Given that $f: [1,e] \to \mathbb{R}$ is a continuous function, show $$ \left( \int_1^e f(x) \; dx \right)^2 \leq \int_1^e x\,f(x)^2 \; dx $$
My Attempt: At first it looked rather like a Cauchy-Schwartz Inequality so it made me think to use Holder's Inequality, but I have not found a way to make this work. I feel like this might also be a trick since $x \geq 1$ on $[1,e]$ so that we have the inequality $xf(x) \geq f(x)$ and that perhaps we actually have the inequality $$ \left( \int_1^e f(x) \; dx \right)^2 \leq \int_1^e f(x)^2 \; dx $$ so that the given one follows trivially. But this easily fails by taking $ f(x)=\frac{1}{x}$. Of course, seeing the $e$ and $1$ in the integrand make me think this involves $e^x$ or $\ln x$, but I do not see how. Any hints on how to proceed?

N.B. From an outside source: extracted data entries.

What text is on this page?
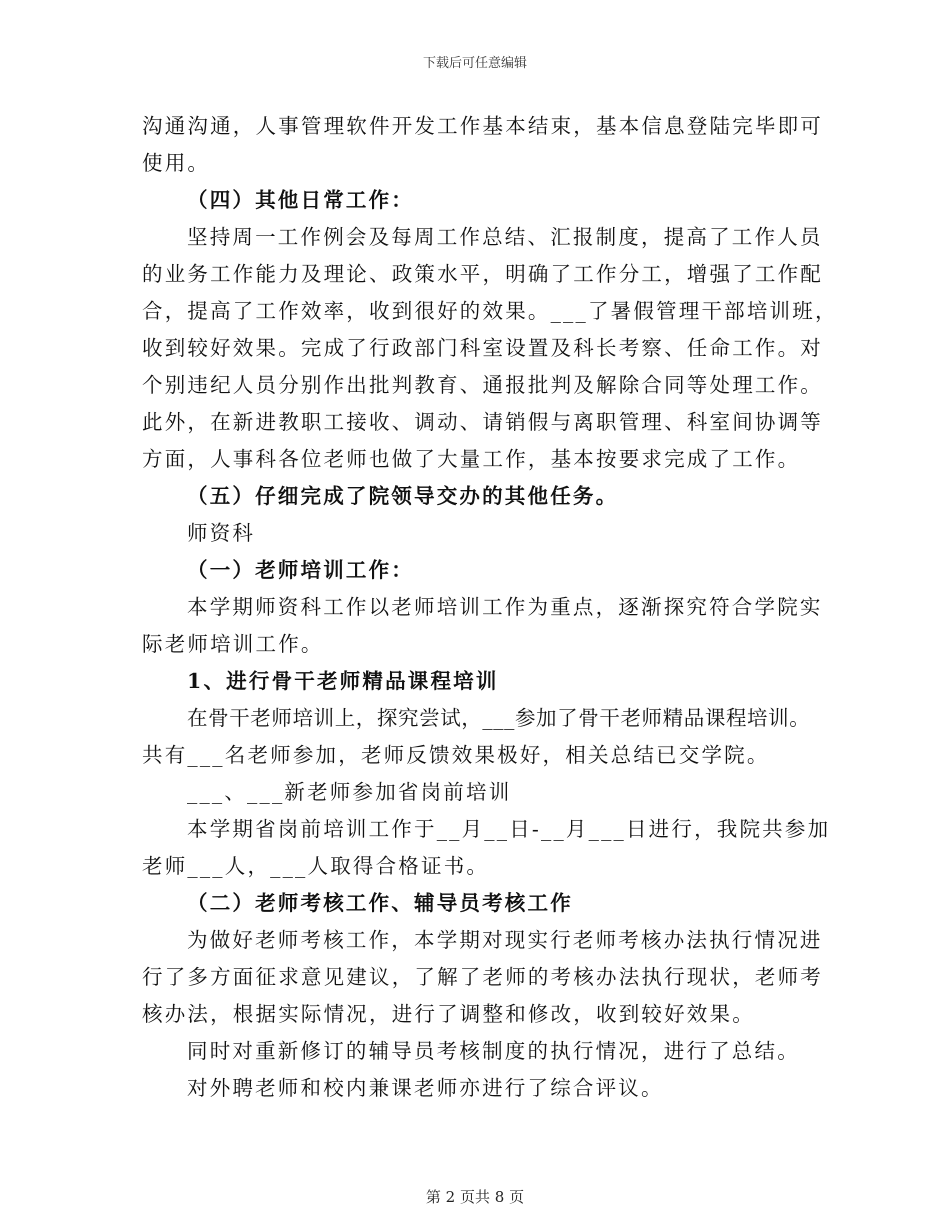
下载后可任意编辑
沟通沟通，人事管理软件开发工作基本结束，基本信息登陆完毕即可
使用。
（四）其他日常工作：
坚持周一工作例会及每周工作总结、汇报制度，提高了工作人员
的业务工作能力及理论、政策水平，明确了工作分工，增强了工作配
合，提高了工作效率，收到很好的效果。___了暑假管理干部培训班，
收到较好效果。完成了行政部门科室设置及科长考察、任命工作。对
个别违纪人员分别作出批判教育、通报批判及解除合同等处理工作。
此外，在新进教职工接收、调动、请销假与离职管理、科室间协调等
方面，人事科各位老师也做了大量工作，基本按要求完成了工作。
（五）仔细完成了院领导交办的其他任务。
师资科
（一）老师培训工作：
本学期师资科工作以老师培训工作为重点，逐渐探究符合学院实
际老师培训工作。
1、进行骨干老师精品课程培训
在骨干老师培训上，探究尝试，___参加了骨干老师精品课程培训。
共有___名老师参加，老师反馈效果极好，相关总结已交学院。
___、___新老师参加省岗前培训
本学期省岗前培训工作于__月__日-__月___日进行，我院共参加
老师___人，___人取得合格证书。
（二）老师考核工作、辅导员考核工作
为做好老师考核工作，本学期对现实行老师考核办法执行情况进
行了多方面征求意见建议，了解了老师的考核办法执行现状，老师考
核办法，根据实际情况，进行了调整和修改，收到较好效果。
同时对重新修订的辅导员考核制度的执行情况，进行了总结。
对外聘老师和校内兼课老师亦进行了综合评议。
第 2 页共 8 页
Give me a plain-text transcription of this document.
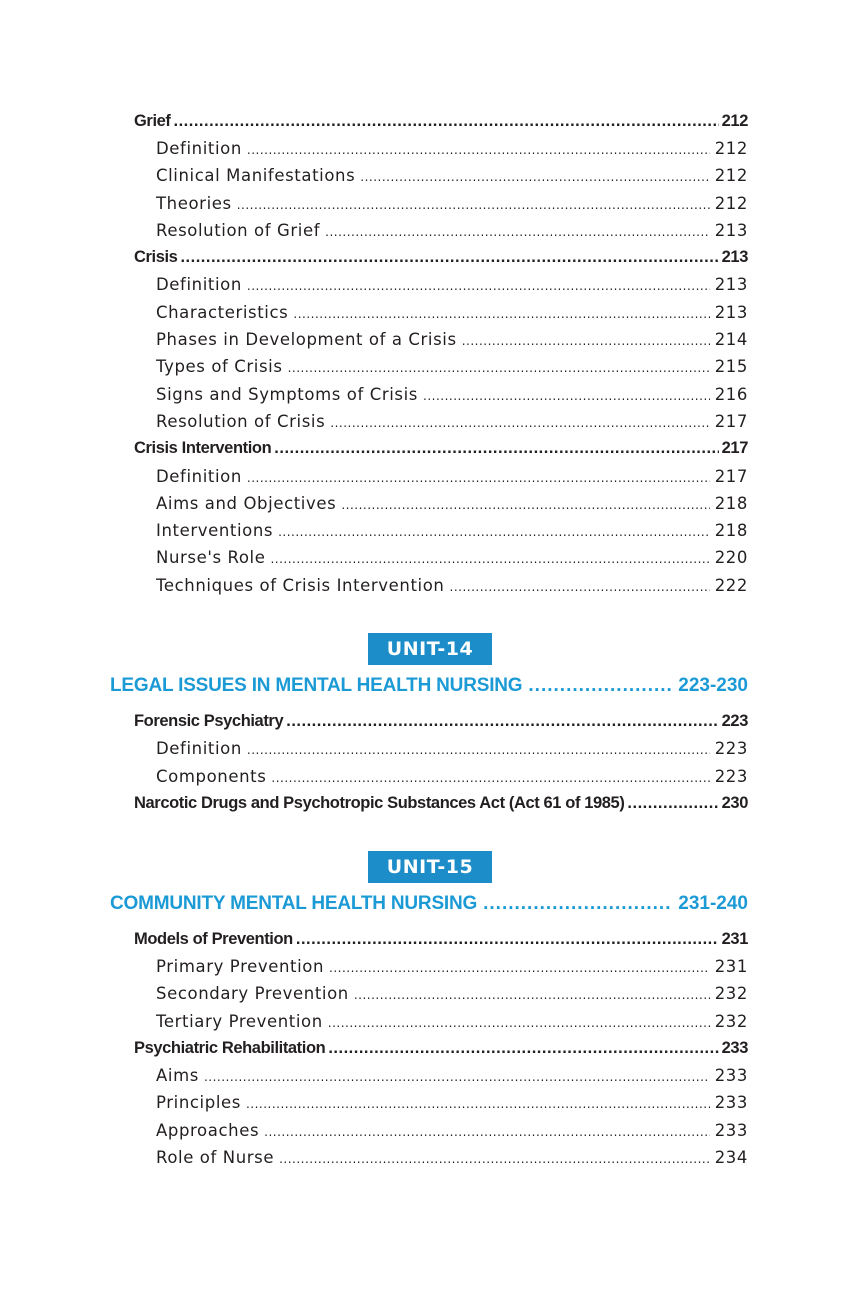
Grief .....	212
Definition .....	212
Clinical Manifestations .....	212
Theories .....	212
Resolution of Grief .....	213
Crisis .....	213
Definition .....	213
Characteristics .....	213
Phases in Development of a Crisis .....	214
Types of Crisis .....	215
Signs and Symptoms of Crisis .....	216
Resolution of Crisis .....	217
Crisis Intervention .....	217
Definition .....	217
Aims and Objectives .....	218
Interventions .....	218
Nurse's Role .....	220
Techniques of Crisis Intervention .....	222
UNIT-14
LEGAL ISSUES IN MENTAL HEALTH NURSING .....	223-230
Forensic Psychiatry .....	223
Definition .....	223
Components .....	223
Narcotic Drugs and Psychotropic Substances Act (Act 61 of 1985) .....	230
UNIT-15
COMMUNITY MENTAL HEALTH NURSING .....	231-240
Models of Prevention .....	231
Primary Prevention .....	231
Secondary Prevention .....	232
Tertiary Prevention .....	232
Psychiatric Rehabilitation .....	233
Aims .....	233
Principles .....	233
Approaches .....	233
Role of Nurse .....	234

Defining $$ \langle f , g \rangle\equiv \int_{1}^{e} f(x) g(x) dx $$ for real functions $f$ and $g$, Cauchy-Schwartz says that $$ \left|\langle f, g \rangle\right|^2 \le \langle f,f\rangle \cdot \langle g,g\rangle. $$ In your case, it says that for any positive function $h$, $$ \left(\int_{1}^{e}f(x) dx\right)^2=\left|\left\langle \frac{f}{h}, h \right\rangle\right|^2 \le \left\langle \frac{f}{h},\frac{f}{h}\right\rangle \cdot \langle h,h\rangle=\int_{1}^{e}\frac{f(x)^2}{h(x)^2} dx \cdot \int_{1}^{e} h(x)^2dx \\ =\int_{1}^{e}\left[\frac{\int_{1}^{e}h(y)^2 dy}{h(x)^2}\right]f(x)^2 dx. $$ You want to choose $h$ so that the term in square brackets is no greater than $x$ over the interval $[1,e]$. As pointed out in a comment, taking $h(x)=x^{-1/2}$ gives $$ \left[\frac{\int_{1}^{e}h(y)^2 dy}{h(x)^2}\right]=\frac{\int_{1}^{e}y^{-1}dy}{x^{-1}}=x\cdot\left(\log y\big\vert_{1}^{e}\right)=x $$ exactly.